Structured Output Endpoint
Add an endpoint that uses Ollama’s JSON schema mode to return structured data rather than free-form text. This is useful for classification, entity extraction, or any task where your application needs to parse the model’s output:
class StructuredRequest(BaseModel):
messages: list[Message]
schema: dict # JSON Schema object
model: str = "llama3.2"
@app.post("/structured", dependencies=[Depends(verify_api_key)])
async def structured(request: StructuredRequest):
response = await http_client.post(
f"{OLLAMA_URL}/api/chat",
json={
"model": request.model,
"messages": [m.model_dump() for m in request.messages],
"format": request.schema,
"stream": False,
}
)
if response.status_code != 200:
raise HTTPException(status_code=502, detail="Ollama error")
data = response.json()
# Parse the content as JSON since Ollama guarantees schema conformance
return json.loads(data["message"]["content"])The caller passes both the conversation messages and a JSON Schema object. Ollama constrains the model’s output to match the schema, and the endpoint parses the content field and returns the structured object directly. Clients receive typed data they can use immediately without any additional parsing logic on their end.
Putting It All Together
A production FastAPI wrapper around Ollama is less than 200 lines of Python but gives you a substantial amount of infrastructure: automatic API documentation, request validation, API key authentication, streaming support, rate limiting, request logging, health checks, and a clean deployment story with Gunicorn and nginx. Each of these pieces is independently useful and can be added incrementally — start with the basic chat endpoint, add authentication when you share the API with others, add rate limiting when usage grows, and add model routing when you have multiple models for different tasks.

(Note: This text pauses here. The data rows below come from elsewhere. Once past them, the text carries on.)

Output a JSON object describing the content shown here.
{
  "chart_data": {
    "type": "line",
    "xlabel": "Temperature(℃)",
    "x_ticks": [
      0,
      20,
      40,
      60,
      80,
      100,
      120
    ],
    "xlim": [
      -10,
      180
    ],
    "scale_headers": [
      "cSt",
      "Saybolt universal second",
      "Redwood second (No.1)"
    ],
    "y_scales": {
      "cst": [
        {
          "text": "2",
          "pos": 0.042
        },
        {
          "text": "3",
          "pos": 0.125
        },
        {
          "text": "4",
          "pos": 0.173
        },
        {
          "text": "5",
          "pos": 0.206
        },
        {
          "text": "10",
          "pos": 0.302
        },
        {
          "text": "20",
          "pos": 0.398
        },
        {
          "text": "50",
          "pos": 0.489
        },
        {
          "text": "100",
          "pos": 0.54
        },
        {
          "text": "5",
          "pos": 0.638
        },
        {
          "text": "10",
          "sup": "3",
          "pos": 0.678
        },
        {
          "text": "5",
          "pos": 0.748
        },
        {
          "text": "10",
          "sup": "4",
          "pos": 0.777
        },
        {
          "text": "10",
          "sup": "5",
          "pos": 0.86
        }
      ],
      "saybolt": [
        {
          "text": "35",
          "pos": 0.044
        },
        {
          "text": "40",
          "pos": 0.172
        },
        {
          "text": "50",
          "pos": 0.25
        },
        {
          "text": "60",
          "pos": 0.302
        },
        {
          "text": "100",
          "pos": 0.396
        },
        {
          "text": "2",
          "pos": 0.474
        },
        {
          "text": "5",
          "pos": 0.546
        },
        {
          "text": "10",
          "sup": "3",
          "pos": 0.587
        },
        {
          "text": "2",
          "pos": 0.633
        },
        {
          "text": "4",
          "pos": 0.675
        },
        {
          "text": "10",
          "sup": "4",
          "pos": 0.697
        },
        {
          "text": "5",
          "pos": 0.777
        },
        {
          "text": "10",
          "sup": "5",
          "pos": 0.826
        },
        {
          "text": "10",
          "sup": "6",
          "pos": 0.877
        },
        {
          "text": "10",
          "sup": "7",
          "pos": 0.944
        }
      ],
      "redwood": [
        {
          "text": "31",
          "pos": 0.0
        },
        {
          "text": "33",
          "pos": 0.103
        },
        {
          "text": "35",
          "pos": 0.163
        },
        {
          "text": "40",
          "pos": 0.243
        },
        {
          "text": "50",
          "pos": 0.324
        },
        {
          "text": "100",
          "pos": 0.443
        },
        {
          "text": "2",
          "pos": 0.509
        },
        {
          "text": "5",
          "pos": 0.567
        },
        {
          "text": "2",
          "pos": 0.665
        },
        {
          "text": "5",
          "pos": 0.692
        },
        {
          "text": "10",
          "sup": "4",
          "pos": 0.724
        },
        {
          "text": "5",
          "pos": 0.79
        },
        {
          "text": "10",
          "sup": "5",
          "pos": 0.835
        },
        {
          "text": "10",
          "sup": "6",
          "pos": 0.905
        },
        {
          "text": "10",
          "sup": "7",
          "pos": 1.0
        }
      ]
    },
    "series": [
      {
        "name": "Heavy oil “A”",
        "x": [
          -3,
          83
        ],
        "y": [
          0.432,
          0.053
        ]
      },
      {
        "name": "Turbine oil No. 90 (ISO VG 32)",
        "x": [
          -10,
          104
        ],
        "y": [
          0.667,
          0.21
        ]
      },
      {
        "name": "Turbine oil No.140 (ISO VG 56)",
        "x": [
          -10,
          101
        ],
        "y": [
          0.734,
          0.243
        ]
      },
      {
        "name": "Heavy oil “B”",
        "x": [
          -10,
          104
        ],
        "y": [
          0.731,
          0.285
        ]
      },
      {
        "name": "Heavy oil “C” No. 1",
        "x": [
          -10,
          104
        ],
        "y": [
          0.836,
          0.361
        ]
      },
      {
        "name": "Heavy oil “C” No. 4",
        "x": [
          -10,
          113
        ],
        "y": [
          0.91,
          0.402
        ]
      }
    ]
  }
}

Because the API follows standard HTTP conventions and uses SSE for streaming, any client that can make HTTP requests can consume it — no SDK required. A JavaScript frontend can use fetch for the non-streaming endpoint and EventSource for streaming. A mobile app written in Swift, Kotlin, or Dart can use its native HTTP client. A Python script can use requests or httpx. This interoperability is one of the most practical advantages of building the integration layer in FastAPI rather than coupling clients directly to Ollama’s API.
Extending the API Further
Once your FastAPI wrapper is running, there are several natural extensions worth considering. Adding a simple in-memory cache keyed on the request hash means repeated identical prompts return instantly without hitting Ollama at all — useful for demo environments where the same questions come up repeatedly. Adding a /models endpoint that proxies Ollama’s /api/tags response lets clients discover which models are available without direct Ollama access. And adding per-user API keys stored in a database — rather than a single shared key from the environment — lets you track usage per client, revoke access for individual users, and implement tiered rate limits based on user tier. Each of these additions is a few dozen lines of Python and builds naturally on the foundation established by the patterns in this guide.
The combination of FastAPI and Ollama gives you a genuinely production-grade local AI API with minimal operational complexity — no cloud costs, no data leaving your infrastructure, and full control over every layer of the stack.